Ibrahim al-Ja'fari, speaking on the Arab-langauage satellite television channel Al-Jazeera, called for all foreign forces to quit Al-Najaf and said only Iraqi forces should remain there to end the violence.

But he added that the government will have to resort to "extraordinary" measures if radical cleric Muqtada al-Sadr does not accept demands by Prime Minister Iyad Allawi that al-Sadr's militiamen leave Al-Najaf as soon as possible to end the bloodshed.

Fighters loyal to al-Sadr apparently rejected a call on 10 August by the U.S. military to either leave Al-Najaf or face death.

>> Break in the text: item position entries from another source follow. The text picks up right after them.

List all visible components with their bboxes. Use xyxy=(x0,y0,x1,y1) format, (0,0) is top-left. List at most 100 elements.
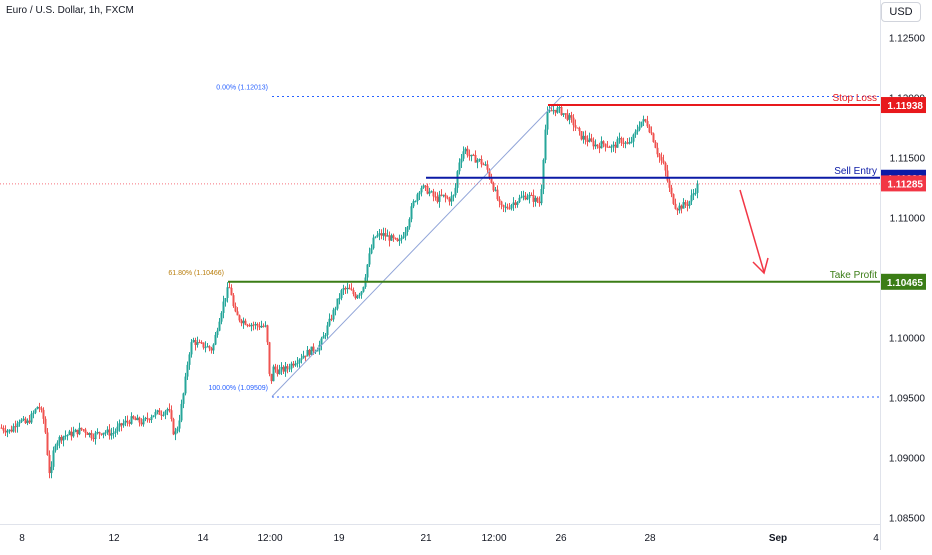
candle-body xyxy=(694,192,697,194)
candle-body xyxy=(614,144,617,148)
candle-body xyxy=(564,113,567,115)
candle-body xyxy=(596,144,599,147)
candle-body xyxy=(374,236,377,238)
candle-body xyxy=(390,235,393,241)
candle-body xyxy=(460,158,463,163)
candle-body xyxy=(528,194,531,198)
candle-body xyxy=(628,142,631,144)
candle-body xyxy=(302,355,305,359)
candle-body xyxy=(186,364,189,377)
candle-body xyxy=(278,369,281,375)
candle-body xyxy=(86,432,89,436)
candle-body xyxy=(392,235,395,238)
candle-body xyxy=(676,208,679,211)
candle-body xyxy=(512,202,515,206)
candle-body xyxy=(600,141,603,149)
fib-level-label: 0.00% (1.12013) xyxy=(216,85,268,92)
candle-body xyxy=(8,429,11,431)
price-tick-label: 1.09000 xyxy=(889,454,926,465)
candle-body xyxy=(384,233,387,237)
candle-body xyxy=(132,416,135,419)
candle-body xyxy=(646,120,649,127)
candle-body xyxy=(442,194,445,196)
candle-body xyxy=(672,194,675,204)
candle-body xyxy=(46,432,49,455)
candle-body xyxy=(40,408,43,410)
candle-body xyxy=(470,154,473,157)
candle-body xyxy=(686,204,689,206)
candle-body xyxy=(42,409,45,419)
candle-body xyxy=(230,287,233,296)
time-tick-label: 12:00 xyxy=(257,533,282,544)
candle-body xyxy=(114,431,117,433)
axis-layer: 1.125001.120001.115001.110001.105001.100… xyxy=(19,34,926,544)
currency-button[interactable]: USD xyxy=(881,2,921,22)
candle-body xyxy=(24,418,27,424)
candle-body xyxy=(256,324,259,326)
candle-body xyxy=(214,334,217,345)
candle-body xyxy=(338,298,341,300)
candle-body xyxy=(92,438,95,440)
candle-body xyxy=(238,315,241,321)
candle-body xyxy=(286,366,289,369)
candle-body xyxy=(532,195,535,202)
candle-body xyxy=(52,450,55,467)
candle-body xyxy=(250,324,253,327)
candle-body xyxy=(556,107,559,113)
candle-body xyxy=(518,197,521,203)
candle-body xyxy=(636,129,639,132)
candle-body xyxy=(284,366,287,372)
candle-body xyxy=(70,431,73,437)
candle-body xyxy=(674,203,677,209)
candle-body xyxy=(88,432,91,436)
candle-body xyxy=(134,418,137,421)
candle-body xyxy=(280,366,283,370)
candle-body xyxy=(130,416,133,424)
candle-body xyxy=(464,148,467,152)
candle-body xyxy=(276,369,279,375)
candle-body xyxy=(662,160,665,163)
candle-body xyxy=(78,427,81,435)
candle-body xyxy=(446,197,449,199)
candle-body xyxy=(552,109,555,111)
candle-body xyxy=(170,410,173,419)
candle-body xyxy=(580,131,583,140)
candle-body xyxy=(680,205,683,209)
candle-body xyxy=(90,432,93,439)
candle-body xyxy=(224,297,227,302)
candle-body xyxy=(282,366,285,372)
overlay-layer: 0.00% (1.12013) 61.80% (1.10466) 100.00% (… xyxy=(0,85,880,398)
candle-body xyxy=(424,185,427,187)
candle-body xyxy=(388,235,391,241)
fib-level-label: 100.00% (1.09509) xyxy=(208,385,268,392)
candle-body xyxy=(466,148,469,156)
candle-body xyxy=(498,199,501,202)
candle-body xyxy=(194,340,197,345)
candle-body xyxy=(64,435,67,437)
candle-body xyxy=(242,320,245,324)
candle-body xyxy=(94,432,97,440)
candle-body xyxy=(182,393,185,404)
candle-body xyxy=(358,294,361,296)
candle-body xyxy=(378,233,381,235)
candle-body xyxy=(478,159,481,161)
candle-body xyxy=(558,107,561,109)
candle-body xyxy=(10,429,13,432)
candle-body xyxy=(410,206,413,220)
candle-body xyxy=(632,134,635,142)
time-tick-label: 21 xyxy=(420,533,432,544)
candle-body xyxy=(248,325,251,327)
candle-body xyxy=(162,414,165,416)
candle-body xyxy=(234,306,237,312)
candle-body xyxy=(26,420,29,424)
candle-body xyxy=(436,196,439,202)
candle-body xyxy=(102,432,105,435)
candle-body xyxy=(308,349,311,355)
candle-body xyxy=(352,290,355,295)
candle-body xyxy=(546,111,549,130)
candle-body xyxy=(18,422,21,424)
candle-body xyxy=(480,159,483,165)
candle-body xyxy=(412,201,415,207)
fib-trend-line xyxy=(271,95,563,397)
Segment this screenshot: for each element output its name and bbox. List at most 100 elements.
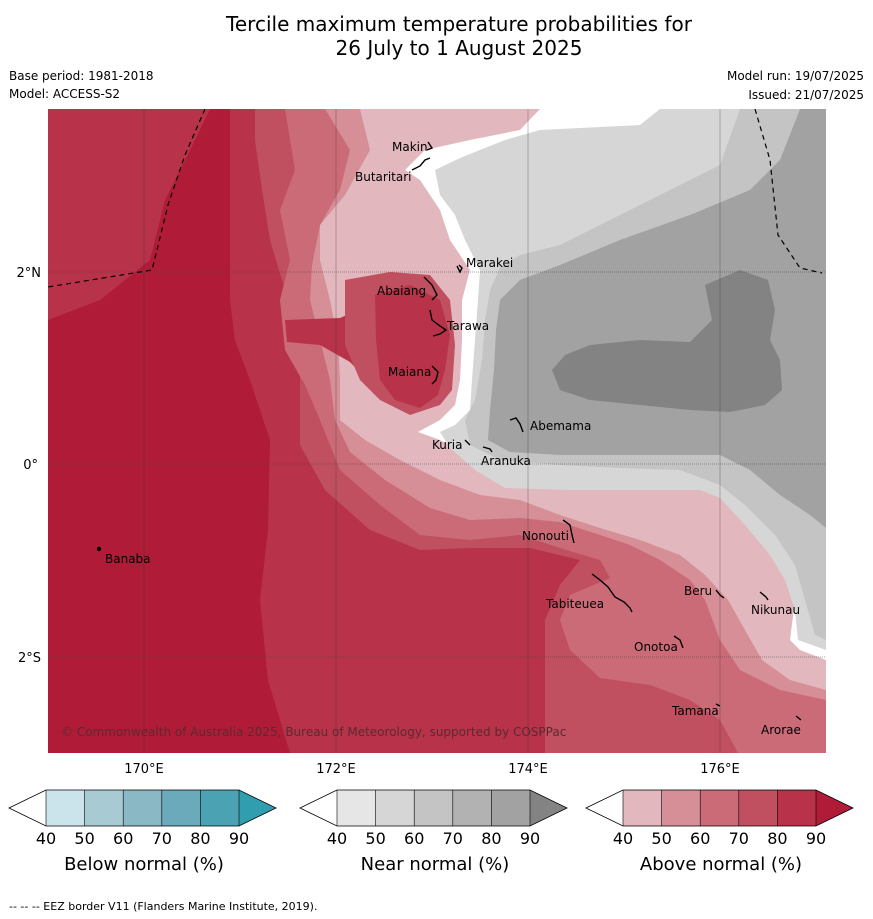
axis-labels: 2°N 0° 2°S 170°E 172°E 174°E 176°E <box>17 266 740 777</box>
colorbar-extend-low <box>300 790 337 826</box>
label-marakei: Marakei <box>466 256 513 270</box>
eez-border <box>48 109 823 288</box>
colorbar-tick-label: 60 <box>690 829 710 848</box>
lat-label-2s: 2°S <box>18 651 41 666</box>
label-banaba: Banaba <box>105 552 151 566</box>
lon-label-172e: 172°E <box>316 762 356 777</box>
probability-map: Makin Butaritari Marakei Abaiang Tarawa … <box>17 109 826 777</box>
band-near-70 <box>488 109 826 528</box>
label-abemama: Abemama <box>530 419 591 433</box>
colorbar-below-title: Below normal (%) <box>64 854 224 875</box>
colorbar-segment <box>123 790 162 826</box>
colorbar-tick-label: 70 <box>152 829 172 848</box>
island-butaritari <box>411 157 431 171</box>
title-line-2: 26 July to 1 August 2025 <box>335 36 583 60</box>
colorbar-segment <box>375 790 415 826</box>
island-abemama <box>509 417 524 433</box>
colorbar-tick-label: 80 <box>767 829 787 848</box>
colorbar-extend-low <box>586 790 623 826</box>
band-near-80 <box>552 270 782 412</box>
label-tarawa: Tarawa <box>446 319 489 333</box>
colorbar-extend-low <box>9 790 46 826</box>
label-makin: Makin <box>392 140 428 154</box>
label-butaritari: Butaritari <box>355 170 412 184</box>
title-line-1: Tercile maximum temperature probabilitie… <box>226 12 692 36</box>
label-arorae: Arorae <box>761 723 801 737</box>
colorbar-above-title: Above normal (%) <box>639 854 803 875</box>
label-beru: Beru <box>684 584 712 598</box>
chart-title: Tercile maximum temperature probabilitie… <box>0 12 873 60</box>
colorbar-segment <box>414 790 453 826</box>
label-nikunau: Nikunau <box>751 603 800 617</box>
colorbar-segment <box>84 790 124 826</box>
place-labels: Makin Butaritari Marakei Abaiang Tarawa … <box>105 140 801 737</box>
colorbar-tick-label: 90 <box>806 829 826 848</box>
colorbar-tick-label: 60 <box>404 829 424 848</box>
label-onotoa: Onotoa <box>634 640 678 654</box>
model-name: Model: ACCESS-S2 <box>9 87 121 101</box>
meridians <box>143 109 721 753</box>
island-makin <box>426 141 434 151</box>
colorbar-tick-label: 90 <box>520 829 540 848</box>
label-tabiteuea: Tabiteuea <box>545 597 604 611</box>
colorbar-below: 40 50 60 70 80 90 <box>8 789 277 848</box>
model-run: Model run: 19/07/2025 <box>726 69 864 83</box>
island-abaiang <box>423 276 438 301</box>
colorbar-segment <box>161 790 201 826</box>
lat-label-2n: 2°N <box>17 266 42 281</box>
label-nonouti: Nonouti <box>522 529 569 543</box>
colorbar-segment <box>491 790 530 826</box>
island-aranuka <box>482 446 493 453</box>
island-maiana <box>431 365 439 385</box>
colorbar-segment <box>623 790 662 826</box>
island-tabiteuea <box>591 573 633 613</box>
gridlines <box>48 271 826 658</box>
islands <box>96 141 802 721</box>
colorbar-segment <box>46 790 85 826</box>
island-kuria <box>464 439 471 446</box>
lon-label-176e: 176°E <box>700 762 740 777</box>
lon-label-170e: 170°E <box>124 762 164 777</box>
colorbar-tick-label: 50 <box>365 829 385 848</box>
colorbar-segment <box>661 790 701 826</box>
colorbar-segment <box>777 790 816 826</box>
label-kuria: Kuria <box>432 438 463 452</box>
colorbar-tick-label: 40 <box>613 829 633 848</box>
colorbar-tick-label: 40 <box>327 829 347 848</box>
lon-label-174e: 174°E <box>508 762 548 777</box>
colorbar-segment <box>738 790 778 826</box>
island-tarawa <box>429 309 448 337</box>
island-marakei <box>456 264 463 274</box>
colorbar-tick-label: 90 <box>229 829 249 848</box>
colorbar-tick-label: 40 <box>36 829 56 848</box>
map-fill: Makin Butaritari Marakei Abaiang Tarawa … <box>48 109 826 753</box>
island-arorae <box>795 715 802 721</box>
colorbar-tick-label: 80 <box>190 829 210 848</box>
colorbar-tick-label: 50 <box>651 829 671 848</box>
colorbar-segment <box>337 790 376 826</box>
colorbar-segment <box>200 790 239 826</box>
base-period: Base period: 1981-2018 <box>9 69 154 83</box>
island-banaba <box>96 546 102 552</box>
colorbar-extend-high <box>239 790 276 826</box>
colorbar-tick-label: 80 <box>481 829 501 848</box>
colorbar-tick-label: 50 <box>74 829 94 848</box>
island-nikunau <box>759 591 769 601</box>
colorbar-near: 40 50 60 70 80 90 <box>299 789 568 848</box>
island-nonouti <box>562 519 575 544</box>
colorbar-tick-label: 60 <box>113 829 133 848</box>
copyright-text: © Commonwealth of Australia 2025, Bureau… <box>61 725 566 739</box>
lat-label-0: 0° <box>23 458 38 473</box>
colorbar-tick-label: 70 <box>443 829 463 848</box>
colorbar-extend-high <box>530 790 567 826</box>
island-beru <box>715 589 725 599</box>
island-tamana <box>715 703 721 707</box>
label-tamana: Tamana <box>671 704 719 718</box>
issued-date: Issued: 21/07/2025 <box>748 88 864 102</box>
colorbar-extend-high <box>816 790 853 826</box>
colorbar-segment <box>700 790 739 826</box>
colorbar-near-title: Near normal (%) <box>360 854 510 875</box>
colorbar-tick-label: 70 <box>729 829 749 848</box>
label-maiana: Maiana <box>388 365 431 379</box>
footnote: -- -- -- EEZ border V11 (Flanders Marine… <box>9 900 318 913</box>
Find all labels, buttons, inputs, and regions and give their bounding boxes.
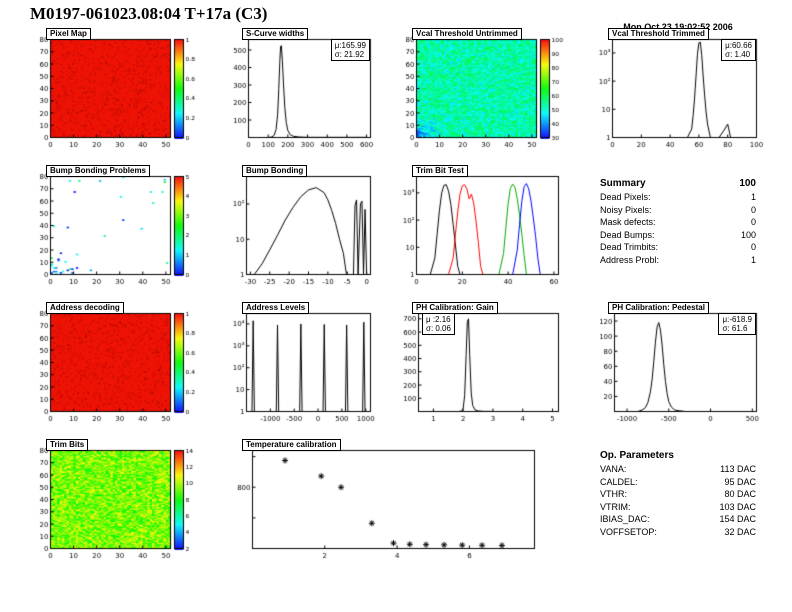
summary-label: Noisy Pixels: [600, 204, 652, 215]
summary-value: 0 [750, 204, 756, 215]
op-parameters-title: Op. Parameters [600, 450, 674, 461]
summary-row: Dead Pixels: 1 [600, 191, 756, 204]
op-parameters-header: Op. Parameters [600, 448, 756, 463]
op-parameter-label: VTHR: [600, 489, 627, 499]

U.S. forces say they have killed 360 al-Sadr loyalists so far in Al-Najaf. Spokesmen for al-Sadr say far fewer have died.

U.S. military sources said last night that Al-Najaf's governor had given permission for U.S. troops to enter the shrine to stop fighters who they say are using it as an operational base. But it remains unclear if U.S. forces will enter the area since it would likely anger Iraq's majority Shi'ites.